Returns the approximate weighed percentile for all input values of x using the per-item weight w at the percentage p. The weight must be an integer value of at least one. It is effectively a replication count for the value x in the percentile set. The value of p must be between zero and one and must be constant for all input rows.

approx_percentile(x, w, percentage, accuracy) → [same as x]

Returns the approximate weighed percentile for all input values of x using the per-item weight w at the percentage p, with a maximum rank error of accuracy. The weight must be an integer value of at least one. It is effectively a replication count for the value x in the percentile set. The value of p must be between zero and one and must be constant for all input rows. accuracy must be a value greater than zero and less than one, and it must be constant for all input rows.

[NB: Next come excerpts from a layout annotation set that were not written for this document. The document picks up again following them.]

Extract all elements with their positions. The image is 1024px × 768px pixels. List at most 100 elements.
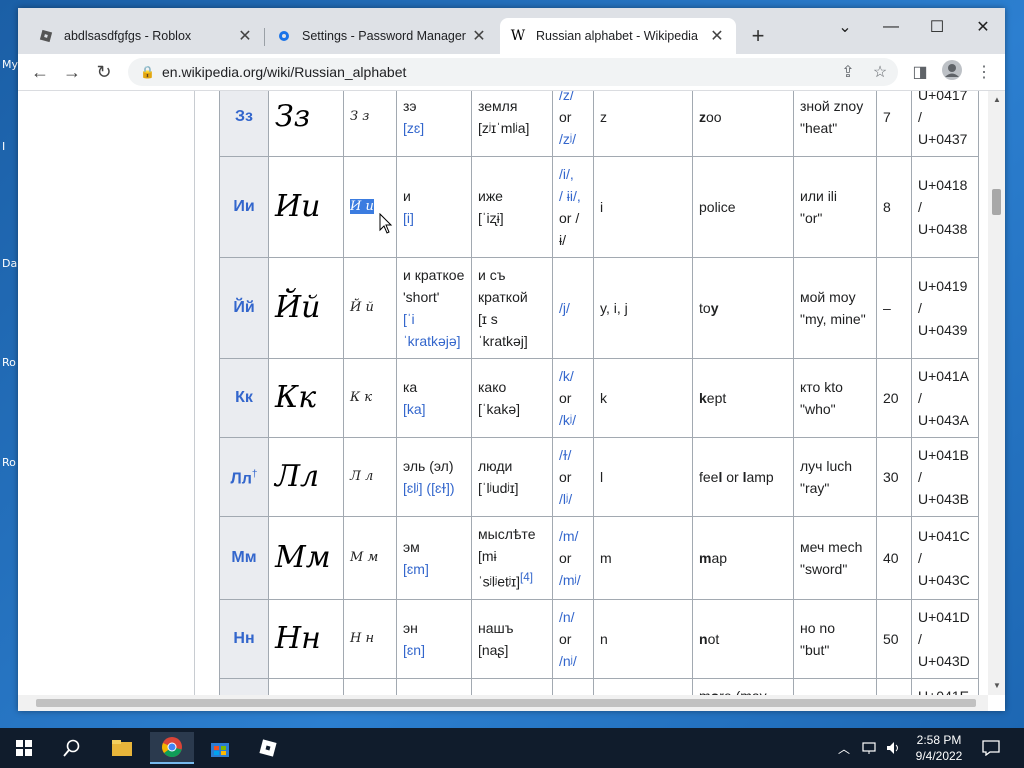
scroll-down-icon[interactable]: ▼ [992,681,1002,691]
letter-link[interactable]: Зз [235,108,253,125]
scroll-thumb[interactable] [36,699,976,707]
cell-line[interactable]: [ka] [403,401,426,417]
vertical-scrollbar[interactable]: ▲ ▼ [988,91,1005,695]
letter-link[interactable]: Мм [231,549,256,566]
letter-cell[interactable]: Йй [219,257,269,359]
system-clock[interactable]: 2:58 PM 9/4/2022 [914,732,964,764]
back-button[interactable]: ← [26,58,54,86]
cell-line: "my, mine" [800,311,866,327]
letter-cell[interactable]: Мм [219,516,269,600]
avatar [942,59,962,85]
cell-line[interactable]: /n/ [559,609,575,625]
maximize-button[interactable]: ☐ [914,12,960,42]
tab-settings[interactable]: Settings - Password Manager ✕ [266,18,498,54]
letter-link[interactable]: Нн [233,630,254,647]
letter-cell[interactable]: Ии [219,156,269,258]
close-window-button[interactable]: ✕ [960,12,1005,42]
cell-line[interactable]: /z/ [559,91,574,103]
side-panel-button[interactable]: ◨ [906,58,934,86]
old-name-cell: како [ˈkakə] [471,358,553,438]
cell-line[interactable]: /ɫ/ [559,447,571,463]
new-tab-button[interactable]: + [746,25,770,49]
letter-link[interactable]: Лл [231,470,252,487]
cell-line: мыслѣте [478,526,536,542]
bookmark-button[interactable]: ☆ [866,58,894,86]
citation-link[interactable]: [4] [520,571,533,584]
letter-link[interactable]: Ии [233,198,254,215]
close-icon[interactable]: ✕ [708,27,726,45]
old-name-cell: нашъ [naʂ] [471,598,553,679]
forward-button[interactable]: → [58,58,86,86]
letter-cell[interactable]: Лл† [219,437,269,517]
desktop-icon-label[interactable]: My [2,58,18,71]
cell-line[interactable]: /kʲ/ [559,412,576,428]
mouse-cursor-icon [379,213,393,234]
roblox-icon[interactable] [246,732,290,764]
cell-line[interactable]: [ɛm] [403,561,429,577]
minimize-button[interactable]: — [868,12,914,42]
letter-link[interactable]: Кк [235,389,253,406]
windows-start-icon[interactable] [2,732,46,764]
cursive-cell: Нн [268,598,344,679]
unicode-cell: U+0417 / U+0437 [911,91,979,157]
tray-chevron-up-icon[interactable]: ︿ [838,728,850,768]
italic-cell: К к [343,358,397,438]
profile-button[interactable] [938,58,966,86]
close-icon[interactable]: ✕ [236,27,254,45]
reload-button[interactable]: ↻ [90,58,118,86]
tab-wikipedia[interactable]: W Russian alphabet - Wikipedia ✕ [500,18,736,54]
scroll-up-icon[interactable]: ▲ [992,95,1002,105]
file-explorer-icon[interactable] [100,732,144,764]
letter-cell[interactable]: Оо [219,677,269,695]
cell-line: и краткое [403,267,465,283]
numeric-value: 20 [883,390,899,406]
desktop-icon-label[interactable]: Ro [2,456,16,469]
tab-roblox[interactable]: abdlsasdfgfgs - Roblox ✕ [28,18,264,54]
store-icon[interactable] [198,732,242,764]
close-icon[interactable]: ✕ [470,27,488,45]
cell-line[interactable]: /m/ [559,528,578,544]
cell-line[interactable]: / ɨi/, [559,188,581,204]
italic-cell: М м [343,516,397,600]
cell-line[interactable]: [ɛn] [403,642,425,658]
cell-line[interactable]: /j/ [559,300,570,316]
cell-line[interactable]: /i/, [559,166,574,182]
ipa-cell: /n/or/nʲ/ [552,598,594,679]
chrome-icon[interactable] [150,732,194,764]
star-icon: ☆ [872,64,888,81]
network-icon[interactable] [862,728,878,768]
cell-line[interactable]: ˈkratkəjə] [403,333,461,349]
letter-link[interactable]: Йй [233,299,254,316]
cell-line[interactable]: /mʲ/ [559,572,581,588]
address-bar[interactable]: 🔒 en.wikipedia.org/wiki/Russian_alphabet [128,58,898,86]
scroll-thumb[interactable] [992,189,1001,215]
approximation-cell: feel or lamp [692,437,794,517]
tab-search-button[interactable]: ⌄ [822,12,868,42]
notification-icon[interactable] [982,728,1000,768]
approx-segment: y [710,300,719,316]
letter-cell[interactable]: Нн [219,598,269,679]
cell-line[interactable]: [ɛlʲ] ([ɛɫ]) [403,480,455,496]
cell-line[interactable]: /lʲ/ [559,491,572,507]
cell-line[interactable]: /k/ [559,368,574,384]
menu-button[interactable]: ⋮ [970,58,998,86]
horizontal-scrollbar[interactable] [18,695,988,711]
cell-line[interactable]: [ˈi [403,311,415,327]
desktop-icon-label[interactable]: Da [2,257,17,270]
letter-cell[interactable]: Кк [219,358,269,438]
letter-cell[interactable]: Зз [219,91,269,157]
numeric-value: 40 [883,549,899,566]
cell-line[interactable]: [zɛ] [403,120,424,136]
search-icon[interactable] [50,732,94,764]
cell-line[interactable]: /nʲ/ [559,653,577,669]
desktop-icon-label[interactable]: Ro [2,356,16,369]
old-name-cell: онъ[on] [471,677,553,695]
share-button[interactable]: ⇪ [834,58,862,86]
cell-line[interactable]: [i] [403,210,414,226]
cell-line[interactable]: /zʲ/ [559,131,576,147]
volume-icon[interactable] [886,728,902,768]
cursive-cell: Оо [268,677,344,695]
numeric-value-cell: 50 [876,598,912,679]
footnote-dagger[interactable]: † [252,469,258,480]
desktop-icon-label[interactable]: I [2,140,5,153]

approx_percentile(x, w, percentages) → array<[same as x]>

Returns the approximate weighed percentile for all input values of x using the per-item weight w at each of the given percentages specified in the array. The weight must be an integer value of at least one. It is effectively a replication count for the value x in the percentile set. Each element of the array must be between zero and one, and the array must be constant for all input rows.

numeric_histogram(buckets, value, weight) → map<double, double>

Computes an approximate histogram with up to buckets number of buckets for all values with a per-item weight of weight. The algorithm is based loosely on:

Yael Ben-Haim and Elad Tom-Tov, "A streaming parallel decision tree algorithm",
J. Machine Learning Research 11 (2010), pp. 849--872.

buckets must be a bigint. value and weight must be numeric.

numeric_histogram(buckets, value) → map<double, double>

Computes an approximate histogram with up to buckets number of buckets for all values. This function is equivalent to the variant of numeric_histogram() that takes a weight, with a per-item weight of 1.

Statistical Aggregate Functions

corr(y, x) → double

Returns correlation coefficient of input values.

covar_pop(y, x) → double

Returns the population covariance of input values.

covar_samp(y, x) → double

Returns the sample covariance of input values.

regr_intercept(y, x) → double

Returns linear regression intercept of input values. y is the dependent value. x is the independent value.

regr_slope(y, x) → double

Returns linear regression slope of input values. y is the dependent value. x is the independent value.

stddev(x) → double

This is an alias for stddev_samp().

stddev_pop(x) → double

Returns the population standard deviation of all input values.

stddev_samp(x) → double

Returns the sample standard deviation of all input values.

variance(x) → double

This is an alias for var_samp().

var_pop(x) → double

Returns the population variance of all input values.

var_samp(x) → double

Returns the sample variance of all input values.